De toute évidence, le pouvoir goûte peu à l’idée d’une vacance de la présidence de la République. Cette «affaire vient d’être close définitivement devant les instances judiciaires», a récemment lancé le secrétaire général adjoint 2 du PDG, Michel-Philippe Nzé. Comme si, en rejetant la requête du collectif Appel à agir, la Cour de cassation avait tranché la question de fond.«Ce n’est pas un parti politique qui peut demander la vacance du pouvoir», a renchéri le porte-parole du gouvernement, Alain-Claude Bilie-By-Nzé. Comme si la dernière sortie de l’Union nationale (UN) avait valeur de saisine des instances judiciaires. A l’analyse, ces deux réactions expriment une prénotion solidement ancrée : ni les citoyens ni les forces sociales ne sont fondées à connaitre la vérité sur l’état de santé du président de la République.
Noyer le débat
Fondée sur un attachement au secret médical, cette conviction se heurte néanmoins au statut du concerné. Président de la République, Ali Bongo est le «détenteur suprême du pouvoir exécutif.» De ce point de vue, il conduit la politique nationale. «Chef suprême des armées», il joue un rôle prédominant dans toutes les questions de défense. En matière de diplomatie, il négocie et ratifie les traités, accrédite les ambassadeurs à l’étranger. Comme l’expliquait Charles de Gaulle, le président de la République est le “garant du destin (du Gabon) et de celui de la République, chargé par conséquent de graves devoirs et disposant de droits étendus.” C’est dire si cette fonction est à la fois prestigieuse et contraignante. C’est aussi dire si son titulaire doit être en possession de toutes ses facultés, notamment cognitives. C’est enfin dire si ses compatriotes ont le droit de s’intéresser à sa santé, le devenir de chacun d’eux étant quelque part engagé.

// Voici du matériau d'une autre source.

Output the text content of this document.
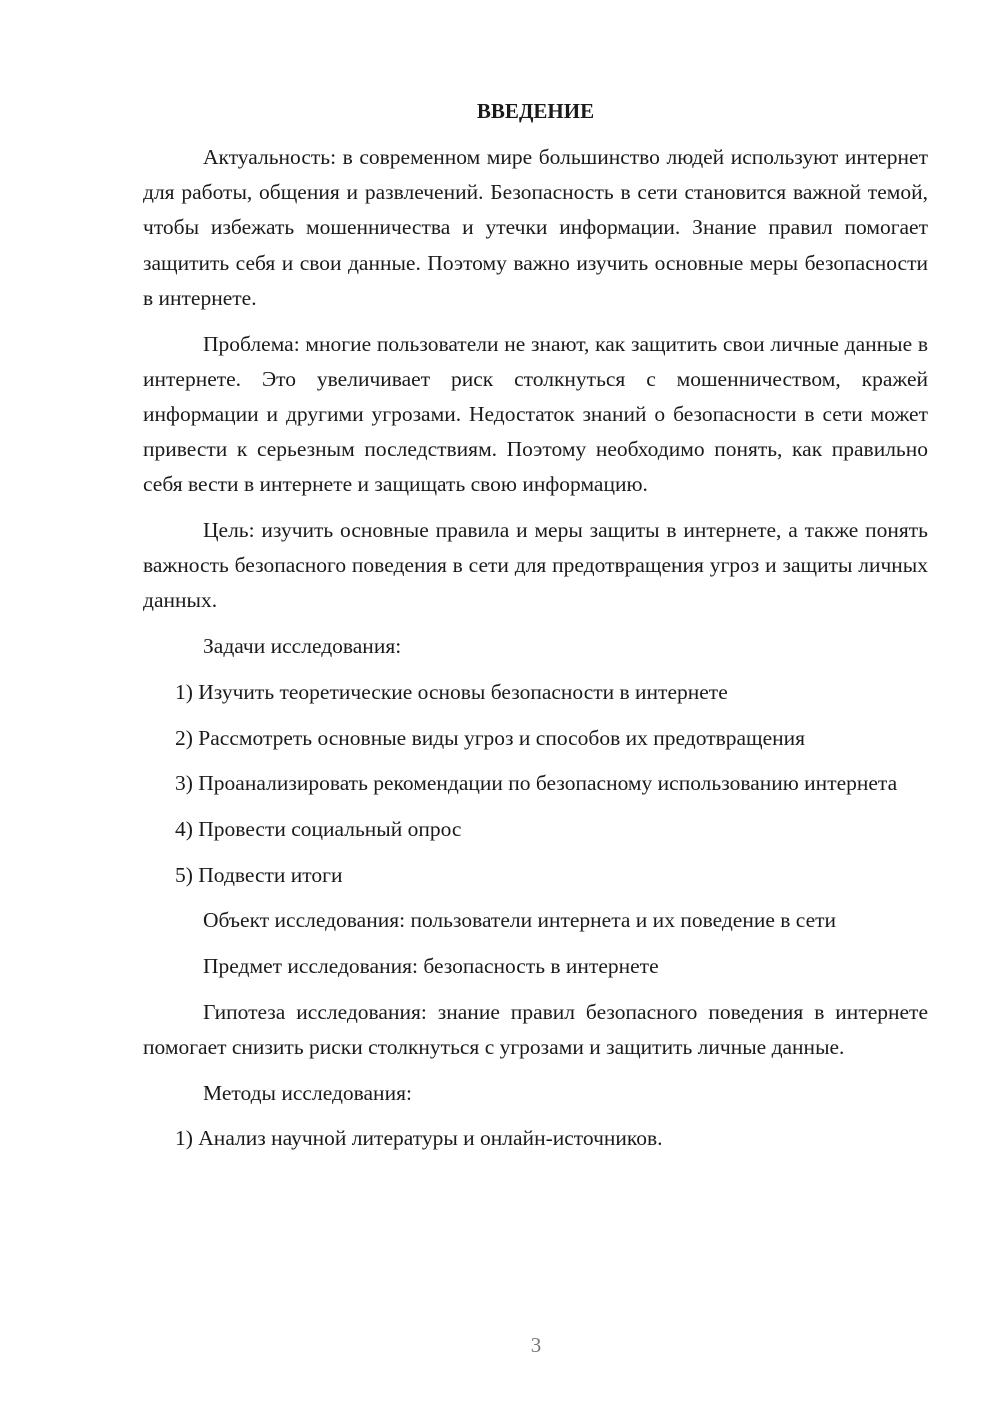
ВВЕДЕНИЕ

Актуальность: в современном мире большинство людей используют интернет для работы, общения и развлечений. Безопасность в сети становится важной темой, чтобы избежать мошенничества и утечки информации. Знание правил помогает защитить себя и свои данные. Поэтому важно изучить основные меры безопасности в интернете.

Проблема: многие пользователи не знают, как защитить свои личные данные в интернете. Это увеличивает риск столкнуться с мошенничеством, кражей информации и другими угрозами. Недостаток знаний о безопасности в сети может привести к серьезным последствиям. Поэтому необходимо понять, как правильно себя вести в интернете и защищать свою информацию.

Цель: изучить основные правила и меры защиты в интернете, а также понять важность безопасного поведения в сети для предотвращения угроз и защиты личных данных.

Задачи исследования:

1) Изучить теоретические основы безопасности в интернете

2) Рассмотреть основные виды угроз и способов их предотвращения

3) Проанализировать рекомендации по безопасному использованию интернета

4) Провести социальный опрос

5) Подвести итоги

Объект исследования: пользователи интернета и их поведение в сети

Предмет исследования: безопасность в интернете

Гипотеза исследования: знание правил безопасного поведения в интернете помогает снизить риски столкнуться с угрозами и защитить личные данные.

Методы исследования:

1) Анализ научной литературы и онлайн-источников.

3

Vu sous cet angle, l’évocation de la santé d’Ali Bongo ne relève ni d’une volonté «d’attenter à l’honorabilité et à la dignité du président de la République» ni d’une absence de «projet alternatif lisible.» Elle traduit simplement les doutes et craintes d’une partie de l’opinion, échaudée par la tristement célèbre parenthèse Laccruche-Alihanga. De notoriété publique, l’ancien directeur de cabinet détint le pouvoir tout au long de l’année 2019. En dépit des dénonciations de l’opposition, il prît le contrôle de l’appareil d’État. Entre silence complice et couardise, toutes les institutions assistèrent à ce vaudeville sans mot dire. Faut-il faire comme si cette séquence historique n’avait jamais eu lieu ? Faut-il ne pas en tirer des enseignements ? Pourquoi noyer le débat politique, juridique et institutionnel dans l’accusation gratuite et l’anathème ? Nulle part au monde, la fuite en avant n’a servi l’intérêt général.